Discussion in 'Anything goes' started by typefitter, Nov 8, 2017.

  1. typefitter

    typefitter Well-Known Member

    I don't think I'm going back to Twitter, although I will say I've missed quite a few stories that I otherwise would have seen. It does make you feel less connected, not being on social media. But then I ask myself the value of the news that I'm missing. None of it is life changing.
     
  2. Cosmo

    Cosmo Well-Known Member

    I'm still there, partly because I need to monitor my company's feed. But it's become more and more of a news aggregation than anything for me. Lots of link clicking. My actual tweeting/interaction is way down.
     
  3. ICanRowCanoe?

    ICanRowCanoe? Member

    I'm finding a lot of people seem to be tweeting and interacting less. I rarely go on myself, but when I do, there are a few accounts I regularly check, and the new posts are getting much more infrequent.
     
    Lugnuts likes this.
  4. Dick Whitman

    Dick Whitman Well-Known Member

    No one can get a word in edgewise anymore.

    Donald J. Trump (@realDonaldTrump) | Twitter
     
  5. 3_Octave_Fart

    3_Octave_Fart Well-Known Member

    Set out two or three books for the holiday season, read them and ask yourself in a month if you missed Twitter.
    Or a pile of movies. Or a home project.
    Any will suffice.
     
  6. cjericho

    cjericho Well-Known Member

    Do fuckbooks count?
     
  7. OscarMadison

    OscarMadison Well-Known Member

    I shut mine off this past weekend. It was about the signal to noise ratio of my time online. I work online, have a small handmade business, and use the internet to get freelance work. Social media has been a necessary evil for all of that. This month is about looking for a better way to conduct business.

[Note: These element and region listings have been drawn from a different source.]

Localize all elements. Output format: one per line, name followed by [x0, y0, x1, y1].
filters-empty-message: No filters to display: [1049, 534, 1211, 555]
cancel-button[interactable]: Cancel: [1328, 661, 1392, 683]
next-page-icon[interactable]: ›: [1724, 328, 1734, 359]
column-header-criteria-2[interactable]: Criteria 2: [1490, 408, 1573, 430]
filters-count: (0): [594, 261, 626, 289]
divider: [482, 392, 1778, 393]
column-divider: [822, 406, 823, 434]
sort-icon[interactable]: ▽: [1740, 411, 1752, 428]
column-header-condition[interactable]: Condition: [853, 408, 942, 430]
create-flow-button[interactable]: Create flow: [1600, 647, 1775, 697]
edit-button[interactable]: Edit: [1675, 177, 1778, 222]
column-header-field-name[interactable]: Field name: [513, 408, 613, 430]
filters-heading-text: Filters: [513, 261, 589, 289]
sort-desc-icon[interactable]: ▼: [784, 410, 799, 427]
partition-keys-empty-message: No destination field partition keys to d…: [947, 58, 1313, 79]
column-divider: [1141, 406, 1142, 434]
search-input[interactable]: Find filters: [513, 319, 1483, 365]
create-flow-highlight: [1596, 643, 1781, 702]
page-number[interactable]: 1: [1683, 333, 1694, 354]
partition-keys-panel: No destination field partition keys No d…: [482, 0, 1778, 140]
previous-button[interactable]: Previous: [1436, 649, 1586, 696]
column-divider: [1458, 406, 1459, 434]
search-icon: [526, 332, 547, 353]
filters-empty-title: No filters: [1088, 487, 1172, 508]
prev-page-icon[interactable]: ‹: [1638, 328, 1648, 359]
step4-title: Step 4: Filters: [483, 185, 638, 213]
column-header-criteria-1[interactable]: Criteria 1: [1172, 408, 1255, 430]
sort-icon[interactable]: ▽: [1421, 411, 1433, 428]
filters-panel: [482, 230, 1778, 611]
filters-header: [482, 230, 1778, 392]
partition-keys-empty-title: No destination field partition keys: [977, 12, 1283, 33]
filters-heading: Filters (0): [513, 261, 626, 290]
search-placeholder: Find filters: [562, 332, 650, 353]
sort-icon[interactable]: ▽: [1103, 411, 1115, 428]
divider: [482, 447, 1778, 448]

    Along with losing Facebook and Twitter for a month, I subscribed to NYT and The New Yorker. It's been frustrating to click on what looks like an interesting story only to find a three to five hundred word stub. Investing time and money in good writing feeds my head and heart and supports journalists who are lucky enough to work for sites that actually care about what they publish. I wish there was a local paper I could subscribe to with that mindset. Finding an article in The Tennessean that weighs in at more than three hundred words is a challenge, and The Commercial Appeal is a ghost of its former glorious self.
     
    FileNotFound and Dick Whitman like this.
  8. Double Down

    Double Down Well-Known Member

    Jonah Keri said on his podcast this week that he'd quit Twitter. "It was becoming annoying. It was preventing me from doing the things I wanted to do in my life."

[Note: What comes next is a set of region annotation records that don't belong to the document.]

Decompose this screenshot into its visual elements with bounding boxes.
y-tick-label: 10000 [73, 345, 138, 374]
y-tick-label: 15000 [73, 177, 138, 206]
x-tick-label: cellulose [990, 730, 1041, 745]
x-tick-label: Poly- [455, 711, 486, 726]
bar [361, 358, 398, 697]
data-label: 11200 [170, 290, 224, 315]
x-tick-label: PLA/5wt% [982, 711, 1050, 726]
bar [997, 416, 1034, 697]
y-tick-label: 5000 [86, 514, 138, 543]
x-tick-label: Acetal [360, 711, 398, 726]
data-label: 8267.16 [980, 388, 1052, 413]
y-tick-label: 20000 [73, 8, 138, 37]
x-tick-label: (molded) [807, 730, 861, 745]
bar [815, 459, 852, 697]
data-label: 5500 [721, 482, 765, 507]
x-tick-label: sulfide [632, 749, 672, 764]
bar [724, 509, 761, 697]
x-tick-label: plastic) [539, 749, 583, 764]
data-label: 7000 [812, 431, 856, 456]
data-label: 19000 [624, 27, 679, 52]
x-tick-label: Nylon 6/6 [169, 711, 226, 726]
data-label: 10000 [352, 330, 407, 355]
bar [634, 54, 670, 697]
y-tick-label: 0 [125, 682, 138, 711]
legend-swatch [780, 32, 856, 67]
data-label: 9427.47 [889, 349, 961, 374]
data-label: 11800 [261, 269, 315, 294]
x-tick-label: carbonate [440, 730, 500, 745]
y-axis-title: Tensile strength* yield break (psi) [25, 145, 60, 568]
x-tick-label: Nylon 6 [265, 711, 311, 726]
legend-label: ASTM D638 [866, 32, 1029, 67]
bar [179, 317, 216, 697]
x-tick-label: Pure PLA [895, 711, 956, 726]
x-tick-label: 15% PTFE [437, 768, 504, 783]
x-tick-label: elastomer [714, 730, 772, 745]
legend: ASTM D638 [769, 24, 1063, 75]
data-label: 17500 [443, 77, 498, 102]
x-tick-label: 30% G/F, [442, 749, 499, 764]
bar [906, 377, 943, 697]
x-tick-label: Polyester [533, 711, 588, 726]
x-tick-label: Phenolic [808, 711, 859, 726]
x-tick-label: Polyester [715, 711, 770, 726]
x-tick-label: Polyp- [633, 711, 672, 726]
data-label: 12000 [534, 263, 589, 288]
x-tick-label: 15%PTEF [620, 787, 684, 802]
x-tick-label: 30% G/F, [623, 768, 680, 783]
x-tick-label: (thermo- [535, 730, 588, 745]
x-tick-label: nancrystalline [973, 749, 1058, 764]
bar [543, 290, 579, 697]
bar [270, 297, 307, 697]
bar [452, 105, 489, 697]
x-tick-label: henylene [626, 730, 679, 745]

    The movement grows! WELCOME TO THE RESISTANCE!
     
  9. typefitter

    typefitter Well-Known Member

    Yeah, I'm not deleting my account, just in case, but I ain't going back. It's shit. I feel so much better for not being on it.
     
  10. John

    John Well-Known Member

    I won't be getting rid of my work account (only follow about 40 folks, all work related), but my read-only account, which I use to follow news, comedians and a lot of other nonsense, is now regularly on the brink of being deleted — or at least whittled down to benign accounts like Earth Pics.
     
  11. typefitter

    typefitter Well-Known Member

  12. Songbird

    Songbird Well-Known Member

    Meh. 99% of Wright Thompson mentions are positive or at worst, neutral.